Aku terbangun sangat pagi mungkin karena semalam tertidur. Aku merapikan semua peralatanku dan pergi mandi lalu bersiap-siap ke kampus. "Pagi non. Ini saya siapkan bekal biar non Amy ga telat makan kayak kemaren. Ini sekalian obatnya udah disiapin."kata mbok menenteng tas merah. Aku mengangkatnya dan tersenyum sebagai tanda terimakasih. Pak Yadi menawarkan untuk mengantarku ke sekolah namun aku tak mau dan akhirnya aku sendiri yang menyetir.

Sesampai di kampus, seperti biasa ada satpam yang setiap menyapa semua orang. Dan ada "penunggu kampus". Bukan setan kok. Tapi cowok angkatanku namanya Reza. Kenapa dibilang penunggu kampus? Karena dia tiba-tiba bisa muncul dimana aja, di setiap sudut kampus, namun ia sangat, sangat, sangat manis! Kulitnya coklat muda, rambutnya yang selalu berantakan, matanya yang coklat tua dapat menyihir siapa saja saat ditatapnya.

Aku memarkir mobilku dan memasuki lapangan basket lalu duduk di sebelah Reza yang sepertinya lelah sehabis bermain basket. "Tumben pagi? Biasanya nelat."kata Reza melihatku yang menutup mata namun menoleh ke arahnya. "Gue ngerjain makalah bisnis sialan. Gue ngantuk banget ini."ucapku menguap tak henti dan tiba-tiba tertidur dalam posisi duduk.

***
Reza point of view

"Aimee! Aimee... udah gila ini anak tidur di sembarang tempat sambil duduk pula."gumamku melihat gadis di depanku yang tidur sangat lelap. Kepala Aimee terus bergerak-gerak. Aku langsung menarik kepalanya lembut ke pundakku. Kukira ia akan sadar dan memukul kepalaku namun ia malah melingkarkan kedua tangannya di pinggangku dan tidur makin nyenyak.

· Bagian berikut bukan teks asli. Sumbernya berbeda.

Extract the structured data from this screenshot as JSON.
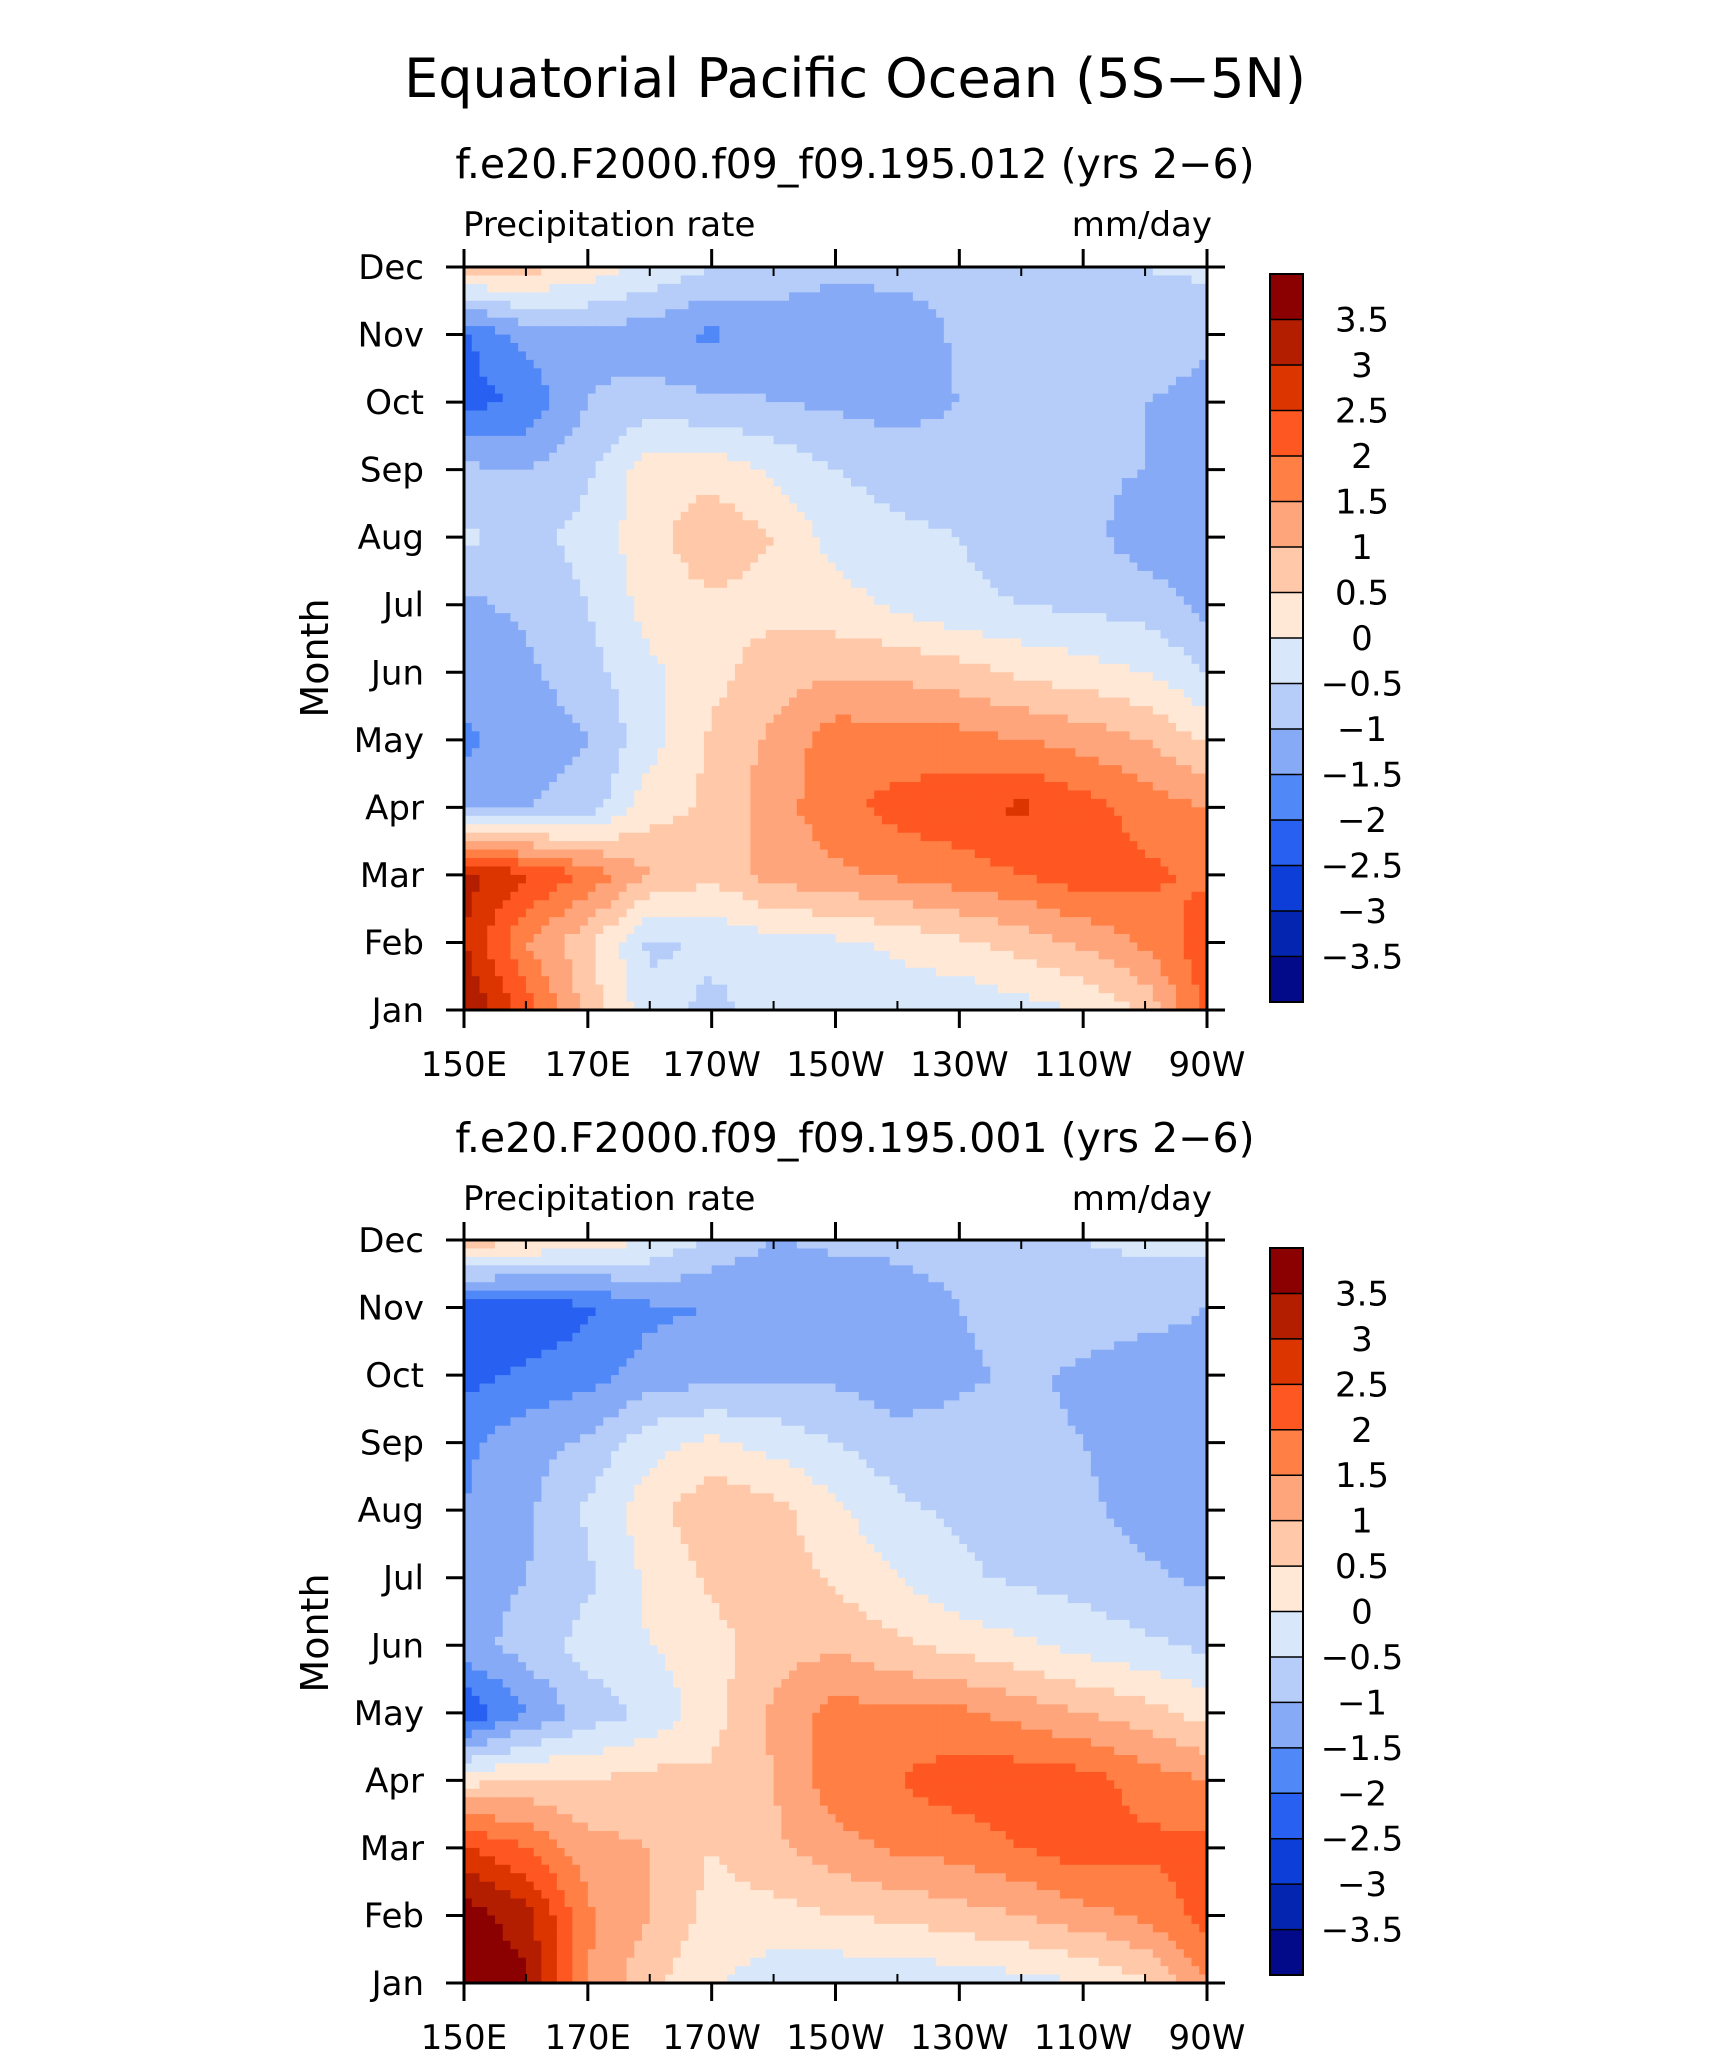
{
  "figure": {
    "title": "Equatorial Pacific Ocean (5S−5N)"
  },
  "colorbar": {
    "labels": [
      "3.5",
      "3",
      "2.5",
      "2",
      "1.5",
      "1",
      "0.5",
      "0",
      "−0.5",
      "−1",
      "−1.5",
      "−2",
      "−2.5",
      "−3",
      "−3.5"
    ],
    "colors": [
      "#8b0000",
      "#b41e00",
      "#dc3500",
      "#ff5722",
      "#ff7f45",
      "#ffa57c",
      "#ffc8a8",
      "#ffe8d6",
      "#d8e8fa",
      "#b5cdf8",
      "#87aaf7",
      "#5088f8",
      "#2860f2",
      "#0d3fd8",
      "#0325b0",
      "#020a8a"
    ]
  },
  "chart_data": [
    {
      "type": "heatmap",
      "title": "f.e20.F2000.f09_f09.195.012 (yrs 2−6)",
      "left_label": "Precipitation rate",
      "right_label": "mm/day",
      "ylabel": "Month",
      "x_ticks": [
        "150E",
        "170E",
        "170W",
        "150W",
        "130W",
        "110W",
        "90W"
      ],
      "y_ticks": [
        "Jan",
        "Feb",
        "Mar",
        "Apr",
        "May",
        "Jun",
        "Jul",
        "Aug",
        "Sep",
        "Oct",
        "Nov",
        "Dec"
      ],
      "x_range": [
        150,
        270
      ],
      "levels": [
        -3.5,
        -3,
        -2.5,
        -2,
        -1.5,
        -1,
        -0.5,
        0,
        0.5,
        1,
        1.5,
        2,
        2.5,
        3,
        3.5
      ],
      "x_nodes": [
        150,
        160,
        170,
        180,
        190,
        200,
        210,
        220,
        230,
        240,
        250,
        260,
        270
      ],
      "values": [
        [
          3.6,
          2.3,
          0.8,
          -0.3,
          -0.6,
          -0.4,
          -0.2,
          -0.3,
          -0.4,
          -0.2,
          0.0,
          0.6,
          2.2
        ],
        [
          3.0,
          1.5,
          0.6,
          -0.6,
          -0.4,
          -0.2,
          -0.1,
          0.1,
          0.4,
          0.7,
          1.1,
          1.6,
          2.3
        ],
        [
          3.2,
          2.6,
          1.9,
          1.0,
          0.6,
          1.2,
          1.4,
          1.6,
          1.8,
          2.0,
          2.3,
          2.1,
          1.9
        ],
        [
          -1.2,
          -1.0,
          -0.8,
          0.3,
          0.6,
          1.3,
          1.8,
          2.2,
          2.3,
          2.6,
          2.2,
          1.8,
          1.5
        ],
        [
          -1.6,
          -1.3,
          -1.0,
          -0.2,
          0.6,
          1.1,
          1.8,
          1.7,
          1.7,
          1.5,
          1.3,
          1.0,
          0.4
        ],
        [
          -1.3,
          -1.1,
          -0.7,
          -0.1,
          0.3,
          0.8,
          0.9,
          0.9,
          0.7,
          0.4,
          0.2,
          0.0,
          -0.5
        ],
        [
          -1.1,
          -0.9,
          -0.5,
          0.2,
          0.4,
          0.3,
          0.2,
          -0.1,
          -0.4,
          -0.5,
          -0.6,
          -0.7,
          -1.2
        ],
        [
          -0.4,
          -0.7,
          -0.3,
          0.3,
          0.9,
          0.5,
          -0.2,
          -0.4,
          -0.5,
          -0.7,
          -0.8,
          -1.3,
          -1.2
        ],
        [
          -0.9,
          -1.0,
          -0.6,
          0.3,
          0.3,
          -0.1,
          -0.5,
          -0.7,
          -0.8,
          -0.9,
          -0.9,
          -1.0,
          -1.1
        ],
        [
          -2.2,
          -1.9,
          -1.0,
          -0.8,
          -0.9,
          -1.0,
          -1.1,
          -1.2,
          -1.0,
          -0.9,
          -0.8,
          -1.0,
          -1.2
        ],
        [
          -2.1,
          -1.3,
          -1.1,
          -1.3,
          -1.6,
          -1.2,
          -1.3,
          -1.4,
          -0.9,
          -0.8,
          -0.7,
          -0.6,
          -0.9
        ],
        [
          0.9,
          0.7,
          0.3,
          -0.1,
          -0.5,
          -0.8,
          -0.9,
          -0.8,
          -0.8,
          -0.7,
          -0.6,
          -0.5,
          -0.4
        ]
      ]
    },
    {
      "type": "heatmap",
      "title": "f.e20.F2000.f09_f09.195.001 (yrs 2−6)",
      "left_label": "Precipitation rate",
      "right_label": "mm/day",
      "ylabel": "Month",
      "x_ticks": [
        "150E",
        "170E",
        "170W",
        "150W",
        "130W",
        "110W",
        "90W"
      ],
      "y_ticks": [
        "Jan",
        "Feb",
        "Mar",
        "Apr",
        "May",
        "Jun",
        "Jul",
        "Aug",
        "Sep",
        "Oct",
        "Nov",
        "Dec"
      ],
      "x_range": [
        150,
        270
      ],
      "levels": [
        -3.5,
        -3,
        -2.5,
        -2,
        -1.5,
        -1,
        -0.5,
        0,
        0.5,
        1,
        1.5,
        2,
        2.5,
        3,
        3.5
      ],
      "x_nodes": [
        150,
        160,
        170,
        180,
        190,
        200,
        210,
        220,
        230,
        240,
        250,
        260,
        270
      ],
      "values": [
        [
          4.0,
          3.6,
          1.5,
          0.6,
          0.1,
          -0.3,
          -0.4,
          -0.4,
          -0.3,
          -0.2,
          0.0,
          0.4,
          1.5
        ],
        [
          3.8,
          3.2,
          1.6,
          1.0,
          0.3,
          0.3,
          0.5,
          0.6,
          0.8,
          1.0,
          1.3,
          1.6,
          2.2
        ],
        [
          2.6,
          2.0,
          1.2,
          1.0,
          0.5,
          0.9,
          1.3,
          1.6,
          1.7,
          2.0,
          2.3,
          2.1,
          2.2
        ],
        [
          0.3,
          0.6,
          0.5,
          0.7,
          0.6,
          1.0,
          1.8,
          2.0,
          2.3,
          2.3,
          2.2,
          1.8,
          1.5
        ],
        [
          -2.5,
          -1.5,
          -0.8,
          -0.4,
          0.3,
          1.1,
          1.7,
          1.6,
          1.6,
          1.3,
          1.0,
          0.7,
          0.3
        ],
        [
          -1.2,
          -0.8,
          -0.3,
          0.0,
          0.3,
          0.8,
          0.9,
          0.6,
          0.3,
          0.1,
          -0.2,
          -0.4,
          -0.6
        ],
        [
          -1.3,
          -1.0,
          -0.6,
          0.1,
          0.6,
          0.8,
          0.4,
          0.0,
          -0.4,
          -0.6,
          -0.7,
          -0.9,
          -1.1
        ],
        [
          -1.5,
          -1.1,
          -0.4,
          0.3,
          0.9,
          0.7,
          0.1,
          -0.4,
          -0.6,
          -0.8,
          -0.9,
          -1.2,
          -1.2
        ],
        [
          -1.6,
          -1.2,
          -0.9,
          -0.2,
          0.1,
          -0.2,
          -0.5,
          -0.8,
          -0.8,
          -0.9,
          -1.0,
          -1.2,
          -1.3
        ],
        [
          -2.2,
          -1.9,
          -1.7,
          -1.3,
          -1.2,
          -1.1,
          -1.1,
          -1.3,
          -1.1,
          -0.9,
          -1.1,
          -1.3,
          -1.2
        ],
        [
          -2.2,
          -2.4,
          -2.1,
          -1.6,
          -1.5,
          -1.5,
          -1.4,
          -1.4,
          -1.0,
          -0.8,
          -0.7,
          -0.8,
          -1.0
        ],
        [
          0.8,
          0.6,
          0.3,
          0.0,
          -0.6,
          -1.0,
          -0.9,
          -0.8,
          -0.7,
          -0.6,
          -0.5,
          -0.4,
          -0.3
        ]
      ]
    }
  ]
}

Aku membelai rambutnya dan mencoba menutup sedikit wajahnya dengan rambutnya agar tak dikenali. Tiba-tiba aku tertawa kecil. Lucu juga bila diingat bagaimana awal aku mengenal Aimee. Ia gadis pertama yang mau mengulurkan tangannya untuk maba culun sepertiku. Kusangka bidadari yang mengulurkan tangannya. Ia tak seperti anak lain yang ingin mengetahui latar belakang kehidupanku. Ia menerimaku apa adanya.
***

"Bangun, Amy!"pekikan wanita itu sangat khas. Sasa. Aku terbangun dan mencoba membuka mataku. "Loh? Reza mana?"tanyaku mencarinya. "Kelas. Tadi dia nge chat gue bilang lo ada di sini gue ke sini elo nya asik bobo cantik."kata Sasa mencubit tanganku agar aku bangun. "Sa? Kita belum telat buat pelajaran si killer itu kan?"tanyaku. "Ah good news! Tuh dosen ga masuk, siapa nya gitu sakit hehe kita free!!!"teriak Sasa senang. "Kantin?"godaku. "Cool!"teriaknya.

Sesampai di kantin aku memesan mie ayam dan es teh. Baru saja aku menegak teh, Sasa mendapat panggilan kalau asisten dosen killer masuk dan memberikan pre test. Seketika kami berlari seperti orang gila menuju kelas. Namun..... tunggu aku, Sa. Aku gabisa ngejar kamu. sial, pake banyak maba lagi ngeliatin gue. Argh perut gue sakit!!

Aku mencoba memanggil Sasa namun nihil aku tak dapat mengucap sepatah kata dan keburu tak sadarkan diri.